Jeeps are fun! They’re even more fun if they are modified for serious 4-wheel driving & you take it off-road!
We woke up bright & early (well, at least early) & drove out to Canyonlands National Park, about a 45 minute drive from the campground. We visited the area known as “Island in the Sky”, a broad mesa wedged between the Green and Colorado rivers.
First stop: the Visitors Center, where we got our park stamp. The National Park service has a neat little way to record your trips to their parks. You buy a Passport book, a small spiral bound booklet about the size of an adult hand (if it were a complete rectangle) & approx. 1/2” thick. It has a thick vinyl coated cover, navy blue in color & embossed with gold writing & logos. Inside you find a clear plastic pocket that holds your US map of all the national parks plus, if you have one, which we do, your National Parks Pass, which gives you a year's worth of admittance to all of the parks. Then comes the fun part. Each geographical region of the US (i.e., North Atlantic, Southeast, etc.) has its own section in the book, with maps, park information & a listing of all the national park areas in that region. Then follows the pages with places for you to collect the series of Passport stamps which are issued each year. It also has areas where you can get your book “canceled” when you visit a national park.

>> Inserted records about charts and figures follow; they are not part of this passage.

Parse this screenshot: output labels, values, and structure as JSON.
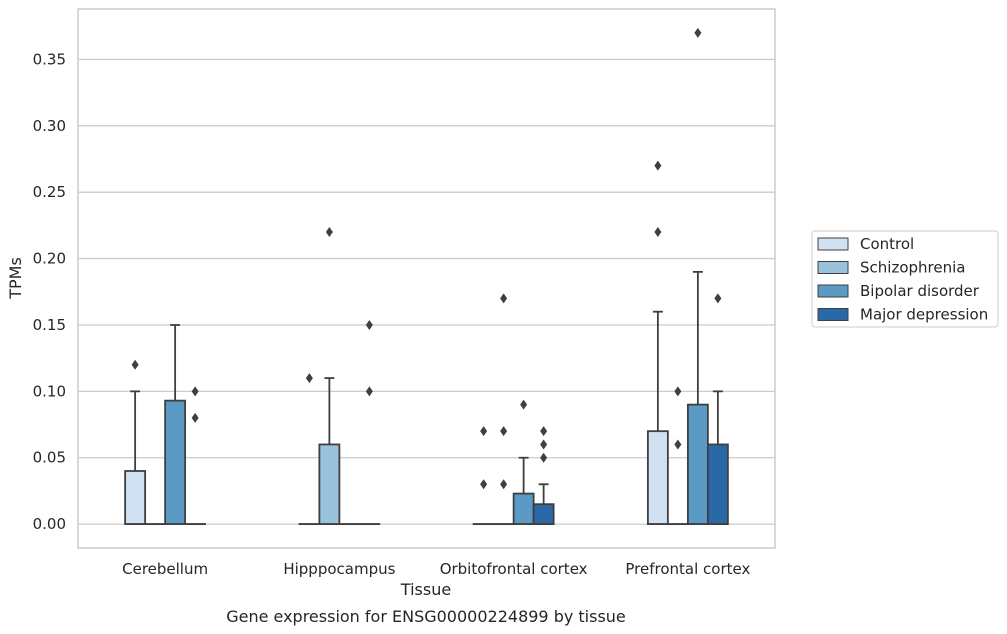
{
  "chart_data": {
    "type": "box",
    "xlabel": "Tissue",
    "ylabel": "TPMs",
    "caption": "Gene expression for ENSG00000224899 by tissue",
    "ylim": [
      -0.018,
      0.388
    ],
    "yticks": [
      0.0,
      0.05,
      0.1,
      0.15,
      0.2,
      0.25,
      0.3,
      0.35
    ],
    "ytick_labels": [
      "0.00",
      "0.05",
      "0.10",
      "0.15",
      "0.20",
      "0.25",
      "0.30",
      "0.35"
    ],
    "grid": "horizontal",
    "legend_position": "right",
    "categories": [
      "Cerebellum",
      "Hipppocampus",
      "Orbitofrontal cortex",
      "Prefrontal cortex"
    ],
    "series": [
      {
        "name": "Control",
        "color": "#d0e1f1",
        "boxes": [
          {
            "q1": 0,
            "median": 0,
            "q3": 0.04,
            "whisker_low": 0,
            "whisker_high": 0.1,
            "outliers": [
              0.12
            ]
          },
          {
            "q1": 0,
            "median": 0,
            "q3": 0,
            "whisker_low": 0,
            "whisker_high": 0,
            "outliers": [
              0.11
            ]
          },
          {
            "q1": 0,
            "median": 0,
            "q3": 0,
            "whisker_low": 0,
            "whisker_high": 0,
            "outliers": [
              0.03,
              0.07
            ]
          },
          {
            "q1": 0,
            "median": 0,
            "q3": 0.07,
            "whisker_low": 0,
            "whisker_high": 0.16,
            "outliers": [
              0.22,
              0.27
            ]
          }
        ]
      },
      {
        "name": "Schizophrenia",
        "color": "#9ac2dc",
        "boxes": [
          {
            "q1": 0,
            "median": 0,
            "q3": 0,
            "whisker_low": 0,
            "whisker_high": 0,
            "outliers": []
          },
          {
            "q1": 0,
            "median": 0,
            "q3": 0.06,
            "whisker_low": 0,
            "whisker_high": 0.11,
            "outliers": [
              0.22
            ]
          },
          {
            "q1": 0,
            "median": 0,
            "q3": 0,
            "whisker_low": 0,
            "whisker_high": 0,
            "outliers": [
              0.03,
              0.07,
              0.17
            ]
          },
          {
            "q1": 0,
            "median": 0,
            "q3": 0,
            "whisker_low": 0,
            "whisker_high": 0,
            "outliers": [
              0.06,
              0.1
            ]
          }
        ]
      },
      {
        "name": "Bipolar disorder",
        "color": "#5a9ac5",
        "boxes": [
          {
            "q1": 0,
            "median": 0,
            "q3": 0.093,
            "whisker_low": 0,
            "whisker_high": 0.15,
            "outliers": []
          },
          {
            "q1": 0,
            "median": 0,
            "q3": 0,
            "whisker_low": 0,
            "whisker_high": 0,
            "outliers": []
          },
          {
            "q1": 0,
            "median": 0,
            "q3": 0.023,
            "whisker_low": 0,
            "whisker_high": 0.05,
            "outliers": [
              0.09
            ]
          },
          {
            "q1": 0,
            "median": 0,
            "q3": 0.09,
            "whisker_low": 0,
            "whisker_high": 0.19,
            "outliers": [
              0.37
            ]
          }
        ]
      },
      {
        "name": "Major depression",
        "color": "#2a69a8",
        "boxes": [
          {
            "q1": 0,
            "median": 0,
            "q3": 0,
            "whisker_low": 0,
            "whisker_high": 0,
            "outliers": [
              0.08,
              0.1
            ]
          },
          {
            "q1": 0,
            "median": 0,
            "q3": 0,
            "whisker_low": 0,
            "whisker_high": 0,
            "outliers": [
              0.1,
              0.15
            ]
          },
          {
            "q1": 0,
            "median": 0,
            "q3": 0.015,
            "whisker_low": 0,
            "whisker_high": 0.03,
            "outliers": [
              0.05,
              0.06,
              0.07
            ]
          },
          {
            "q1": 0,
            "median": 0,
            "q3": 0.06,
            "whisker_low": 0,
            "whisker_high": 0.1,
            "outliers": [
              0.17
            ]
          }
        ]
      }
    ]
  }
}
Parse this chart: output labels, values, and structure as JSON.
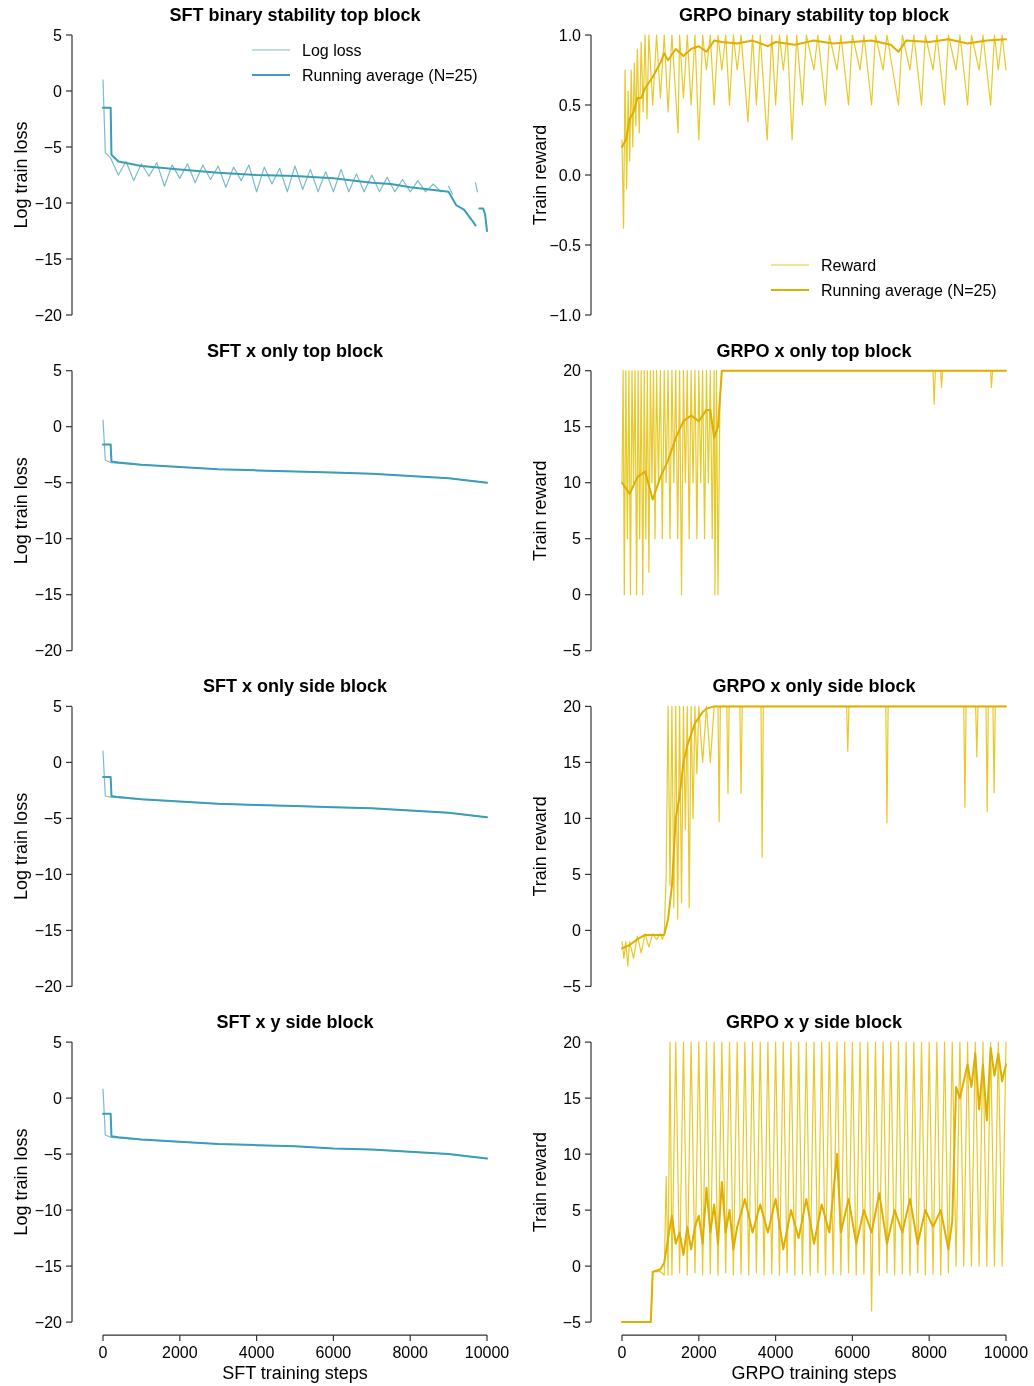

Whenever you visit a park, at the visitors center you will find a station set up with an ink pad & stamp. These stamps record the name of the park and the date of your visit. There is no charge to cancel your Passport - although you do have to purchase the book – with proceeds from the sale supporting the Parks system. The Visitors Centers almost always have little squares of paper for those who want the cancellation, but don’t have a Passport.
After getting logistical information, we drove out to Whale Rock, where we spent 1 ½ hours climbing up, over & back a huge slickrock that looks like a beached whale. The view from the top was breathtaking! It was also windy, which was a welcome relief from the heat. A quick drive further down the road delivered us to a shaded picnic area where we ate our lunch eagerly!
Now it was time for some real excitement. Instead of taking the nice, smooth 2-lane highway that had brought us into the park, we decided to depart via the Shafer Trail Road, an unpaved 4-wheel drive road that starts of with a long series of steep, tight switchbacks along a canyon wall. No guide rails, sometimes just enough width for one vehicle, 1st gear all the way – what a blast! I kept thinking of my brother Steve – he used to go off-roading, until his Pathfinder was jumped by a gang of miscreant deer late one night. I think he would be out-of-his-mind in love with this place.
Eventually, we made it to the bottom of the canyon – the kids started sing “Hallelujah” – and continued alongside Dead Horse Point State Park (Kimi was not amused by this name) and Gooseneck Overlook, which was where the Colorado River makes a huge U-turn around what looks like an island. Shafer Trail gave way to Potash Road, which brought us to a salt harvesting company – huge pools of salt with the water evaporating away. At some areas, the salt looked like snow banks leading into and around the pools. Very surreal!
Potash Rd. leads to Route 279, an actual paved road that parts tall canyon walls from the Colorado. At one point, we passed petroglyphs. Then we were back in Moab. Even though the way back home was a much shorter, more direct route, it took us 3 ½ hours to complete the journey. And I was hooked! I kept trying to find ways to continue the 4-wheel driving while we still had the Jeep, but, alas, none appeared. Now I’ve been telling Phil that I want to trade in my minivan for a Jeep.